Is a CRN the same as a company number?

Yes. In the UK, CRN and company number usually mean the same thing. CRN stands for Company Registration Number, which is the identifier issued when a company is incorporated. Some documents use “company number” while others use “CRN”, but both normally refer to the same Companies House reference.

Where is the CRN located on official documents?

Your CRN is usually shown on formal company documents issued during and after incorporation. It often appears near the top of the certificate of incorporation, and it may also be shown on confirmation statement paperwork, annual accounts, and official correspondence. The exact placement varies, so it is worth checking headings, company details panels, and footer sections.

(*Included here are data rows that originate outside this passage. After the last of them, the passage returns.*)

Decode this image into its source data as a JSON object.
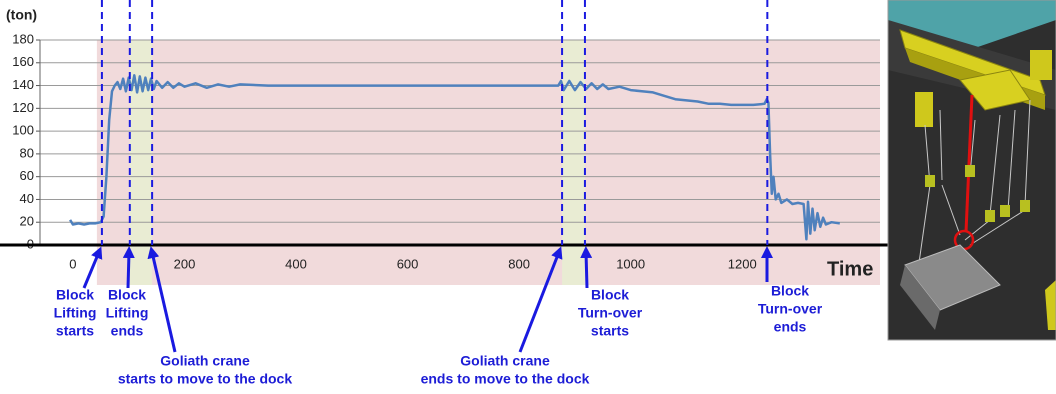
{
  "chart_data": {
    "type": "line",
    "y_label": "(ton)",
    "x_label": "Time",
    "xlim": [
      -59,
      1447
    ],
    "ylim": [
      0,
      180
    ],
    "xticks": [
      0,
      200,
      400,
      600,
      800,
      1000,
      1200
    ],
    "yticks": [
      0,
      20,
      40,
      60,
      80,
      100,
      120,
      140,
      160,
      180
    ],
    "grid": true,
    "background_band": {
      "range": [
        43,
        1447
      ],
      "color": "#f1dadb"
    },
    "bands": [
      {
        "range": [
          102,
          142
        ],
        "color": "#e9ecd3"
      },
      {
        "range": [
          877,
          918
        ],
        "color": "#e9ecd3"
      }
    ],
    "markers": [
      52,
      102,
      142,
      877,
      918,
      1245
    ],
    "marker_color": "#1a1ae0",
    "series": [
      {
        "color": "#4f81bd",
        "x": [
          -5,
          0,
          10,
          20,
          30,
          40,
          50,
          55,
          60,
          65,
          70,
          75,
          80,
          85,
          90,
          95,
          100,
          105,
          110,
          115,
          120,
          125,
          130,
          135,
          140,
          145,
          150,
          160,
          170,
          180,
          190,
          200,
          220,
          240,
          260,
          280,
          300,
          350,
          400,
          450,
          500,
          550,
          600,
          650,
          700,
          750,
          800,
          850,
          870,
          875,
          880,
          890,
          900,
          910,
          920,
          930,
          940,
          950,
          960,
          980,
          1000,
          1020,
          1040,
          1060,
          1080,
          1100,
          1120,
          1140,
          1160,
          1180,
          1200,
          1220,
          1240,
          1244,
          1247,
          1250,
          1253,
          1256,
          1260,
          1265,
          1270,
          1280,
          1290,
          1300,
          1310,
          1315,
          1318,
          1322,
          1326,
          1330,
          1335,
          1340,
          1345,
          1350,
          1360,
          1375
        ],
        "values": [
          22,
          18,
          19,
          18,
          19,
          19,
          20,
          25,
          60,
          110,
          135,
          140,
          143,
          137,
          146,
          135,
          147,
          136,
          149,
          134,
          148,
          135,
          147,
          136,
          146,
          137,
          144,
          138,
          143,
          138,
          142,
          139,
          142,
          138,
          141,
          139,
          141,
          140,
          140,
          140,
          140,
          140,
          140,
          140,
          140,
          140,
          140,
          140,
          140,
          144,
          136,
          144,
          136,
          143,
          137,
          142,
          137,
          141,
          137,
          139,
          136,
          135,
          134,
          131,
          128,
          127,
          126,
          124,
          124,
          123,
          123,
          123,
          124,
          128,
          125,
          80,
          45,
          60,
          40,
          45,
          37,
          40,
          36,
          37,
          36,
          5,
          38,
          10,
          32,
          13,
          28,
          16,
          24,
          18,
          20,
          19
        ]
      }
    ]
  },
  "annotations": [
    {
      "lines": [
        "Block",
        "Lifting",
        "starts"
      ]
    },
    {
      "lines": [
        "Block",
        "Lifting",
        "ends"
      ]
    },
    {
      "lines": [
        "Goliath crane",
        "starts to move to the dock"
      ]
    },
    {
      "lines": [
        "Goliath crane",
        "ends to move to the dock"
      ]
    },
    {
      "lines": [
        "Block",
        "Turn-over",
        "starts"
      ]
    },
    {
      "lines": [
        "Block",
        "Turn-over",
        "ends"
      ]
    }
  ]
}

Is the CRN public information in the UK?

Yes. A company’s CRN is public information because it forms part of the Companies House public record. That means other businesses, advisers, lenders, and customers can usually view it when checking company details online. This is normal and supports transparency, due diligence, and basic verification of UK incorporated businesses.

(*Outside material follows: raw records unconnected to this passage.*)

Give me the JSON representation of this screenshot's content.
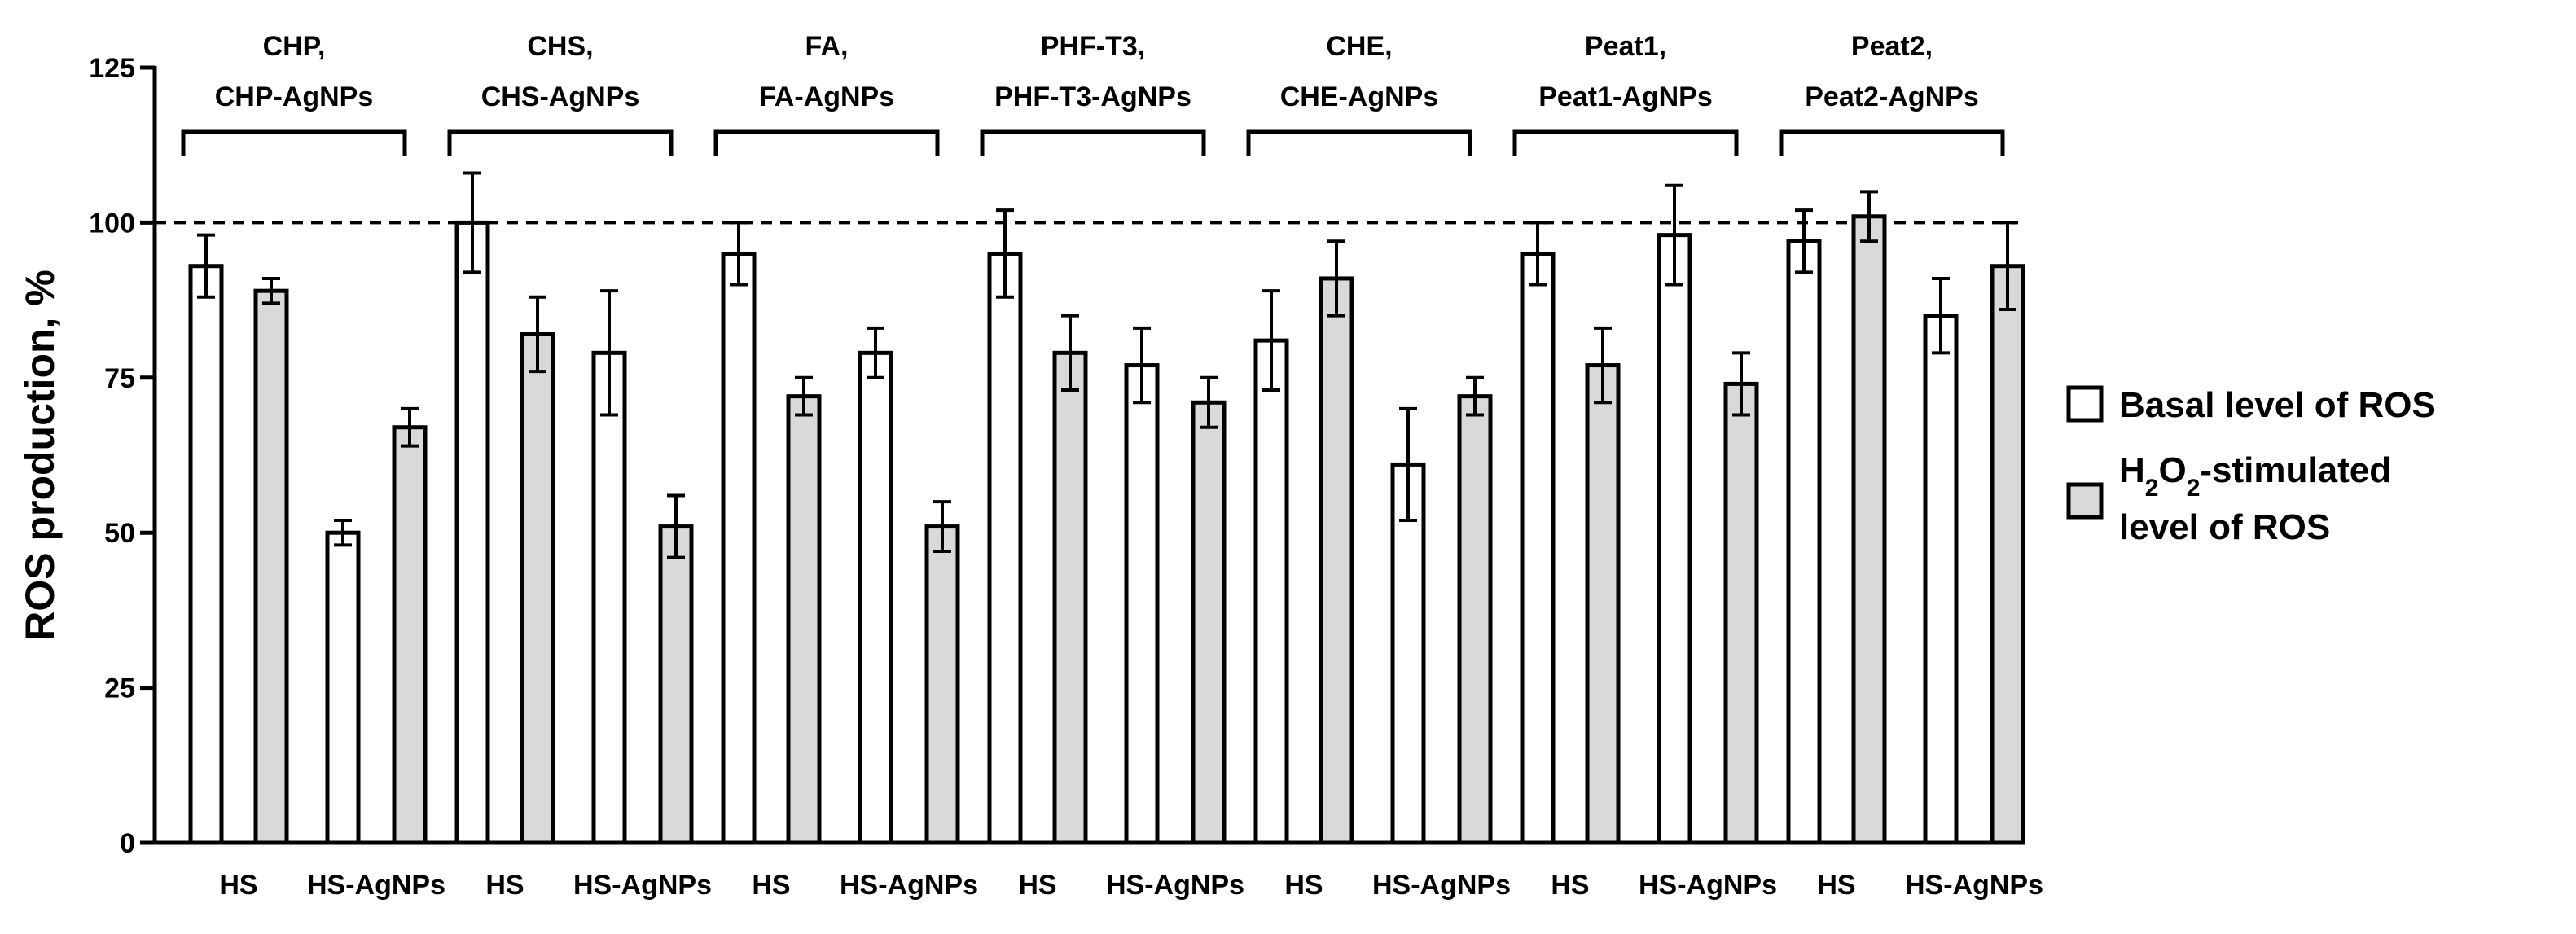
{
  "chart_data": {
    "type": "bar",
    "ylabel": "ROS production, %",
    "xlabel": "",
    "ylim": [
      0,
      125
    ],
    "yticks": [
      0,
      25,
      50,
      75,
      100,
      125
    ],
    "reference_line": 100,
    "reference_line_style": "dashed",
    "grid": false,
    "legend_position": "right",
    "groups": [
      {
        "label_line1": "CHP,",
        "label_line2": "CHP-AgNPs"
      },
      {
        "label_line1": "CHS,",
        "label_line2": "CHS-AgNPs"
      },
      {
        "label_line1": "FA,",
        "label_line2": "FA-AgNPs"
      },
      {
        "label_line1": "PHF-T3,",
        "label_line2": "PHF-T3-AgNPs"
      },
      {
        "label_line1": "CHE,",
        "label_line2": "CHE-AgNPs"
      },
      {
        "label_line1": "Peat1,",
        "label_line2": "Peat1-AgNPs"
      },
      {
        "label_line1": "Peat2,",
        "label_line2": "Peat2-AgNPs"
      }
    ],
    "subcategories": [
      "HS",
      "HS-AgNPs"
    ],
    "series": [
      {
        "name": "Basal level of ROS",
        "color": "#ffffff",
        "values": [
          93,
          50,
          100,
          79,
          95,
          79,
          95,
          77,
          81,
          61,
          95,
          98,
          97,
          85
        ],
        "errors": [
          5,
          2,
          8,
          10,
          5,
          4,
          7,
          6,
          8,
          9,
          5,
          8,
          5,
          6
        ]
      },
      {
        "name_parts": [
          {
            "text": "H",
            "sub": false
          },
          {
            "text": "2",
            "sub": true
          },
          {
            "text": "O",
            "sub": false
          },
          {
            "text": "2",
            "sub": true
          },
          {
            "text": "-stimulated",
            "sub": false
          }
        ],
        "name_line2": "level of ROS",
        "color": "#d9d9d9",
        "values": [
          89,
          67,
          82,
          51,
          72,
          51,
          79,
          71,
          91,
          72,
          77,
          74,
          101,
          93
        ],
        "errors": [
          2,
          3,
          6,
          5,
          3,
          4,
          6,
          4,
          6,
          3,
          6,
          5,
          4,
          7
        ]
      }
    ]
  }
}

What’s the difference between a CRN and a VAT number?

A CRN identifies the company on the Companies House register. A VAT number, by contrast, is used for VAT administration and is linked to HMRC registration for Value Added Tax. Not every company has a VAT number, because VAT registration depends on turnover or voluntary registration, but every incorporated company will have a CRN.

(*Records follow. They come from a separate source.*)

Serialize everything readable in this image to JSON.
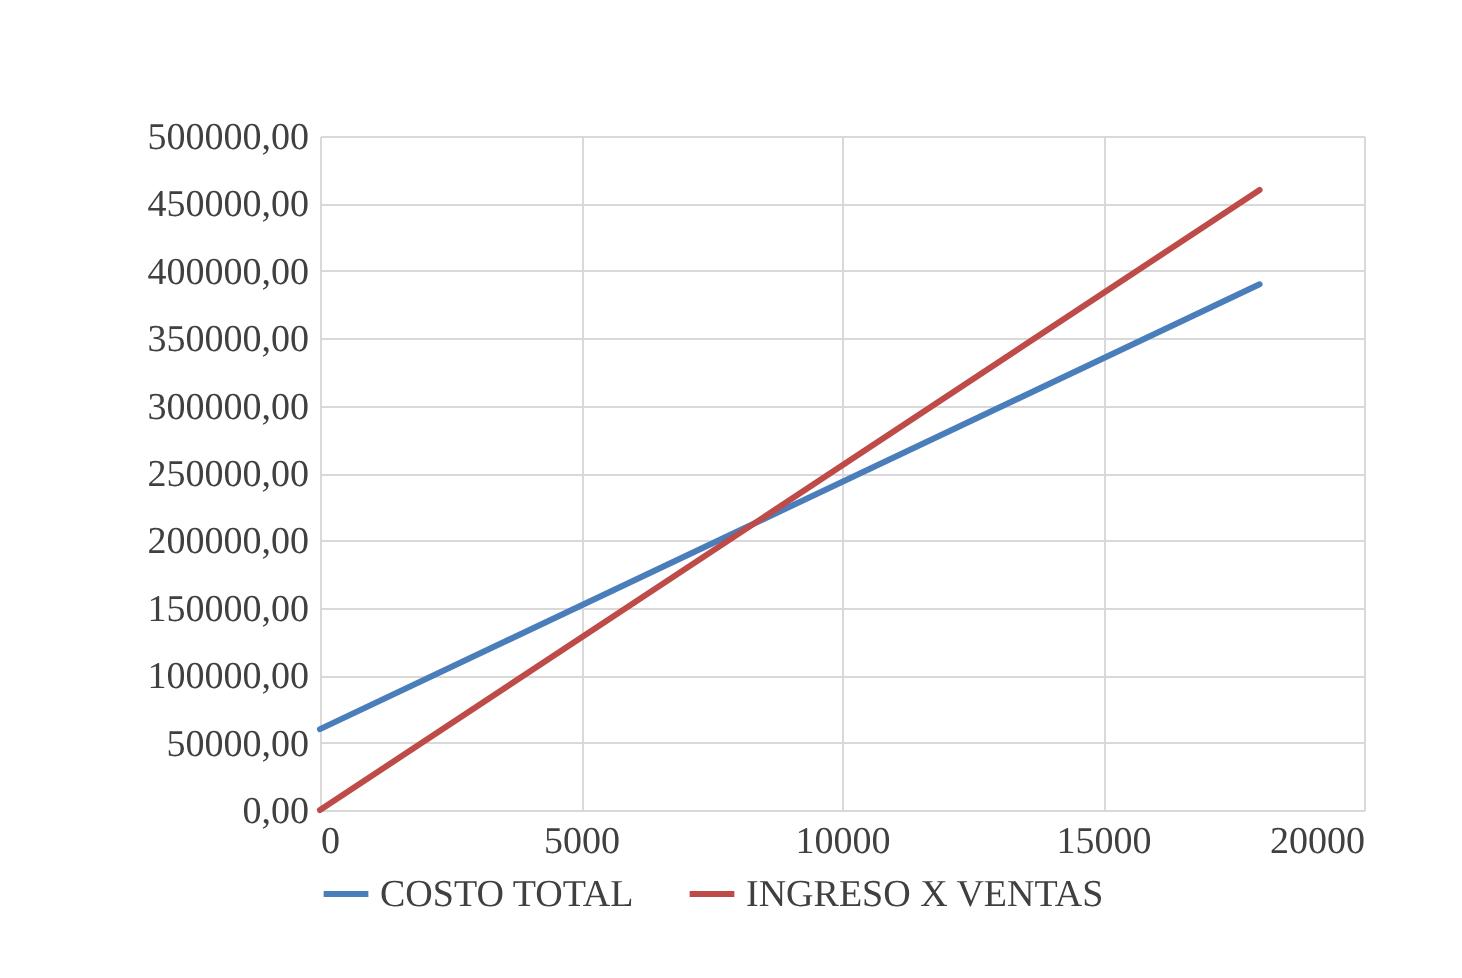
{
  "chart_data": {
    "type": "line",
    "x": [
      0,
      18000
    ],
    "series": [
      {
        "name": "COSTO TOTAL",
        "color": "#4a7ebb",
        "values": [
          60000,
          390000
        ]
      },
      {
        "name": "INGRESO X VENTAS",
        "color": "#be4b48",
        "values": [
          0,
          460000
        ]
      }
    ],
    "xlim": [
      0,
      20000
    ],
    "xticks": [
      0,
      5000,
      10000,
      15000,
      20000
    ],
    "ylim": [
      0,
      500000
    ],
    "yticks": [
      {
        "value": 0,
        "label": "0,00"
      },
      {
        "value": 50000,
        "label": "50000,00"
      },
      {
        "value": 100000,
        "label": "100000,00"
      },
      {
        "value": 150000,
        "label": "150000,00"
      },
      {
        "value": 200000,
        "label": "200000,00"
      },
      {
        "value": 250000,
        "label": "250000,00"
      },
      {
        "value": 300000,
        "label": "300000,00"
      },
      {
        "value": 350000,
        "label": "350000,00"
      },
      {
        "value": 400000,
        "label": "400000,00"
      },
      {
        "value": 450000,
        "label": "450000,00"
      },
      {
        "value": 500000,
        "label": "500000,00"
      }
    ],
    "grid": true,
    "legend": "bottom",
    "marker": "none",
    "line_style": "solid"
  }
}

How to check a UK company’s registration details online

The simplest way is to use the official Companies House search tool. Once you find the correct company, you can review key public details such as the registered name, company number, incorporation date, registered office, and filing history. This is useful when checking your own records or confirming details for another UK business.


View more

Can I find a CRN using a company address?

Sometimes, yes. A company address can help you narrow down the correct business when multiple companies have similar names. However, searching by the company name is usually the more direct route. Address details are more useful as a secondary check when you need to confirm that you are looking at the right legal entity.

How to verify a UK company using its CRN

A CRN is one of the cleanest ways to verify a company because it points to a specific legal entity rather than relying on the business name alone. You can use it to check whether the company record matches the registered office, incorporation date, and filing history shown at Companies House. This is especially useful during onboarding, due diligence, and supplier checks.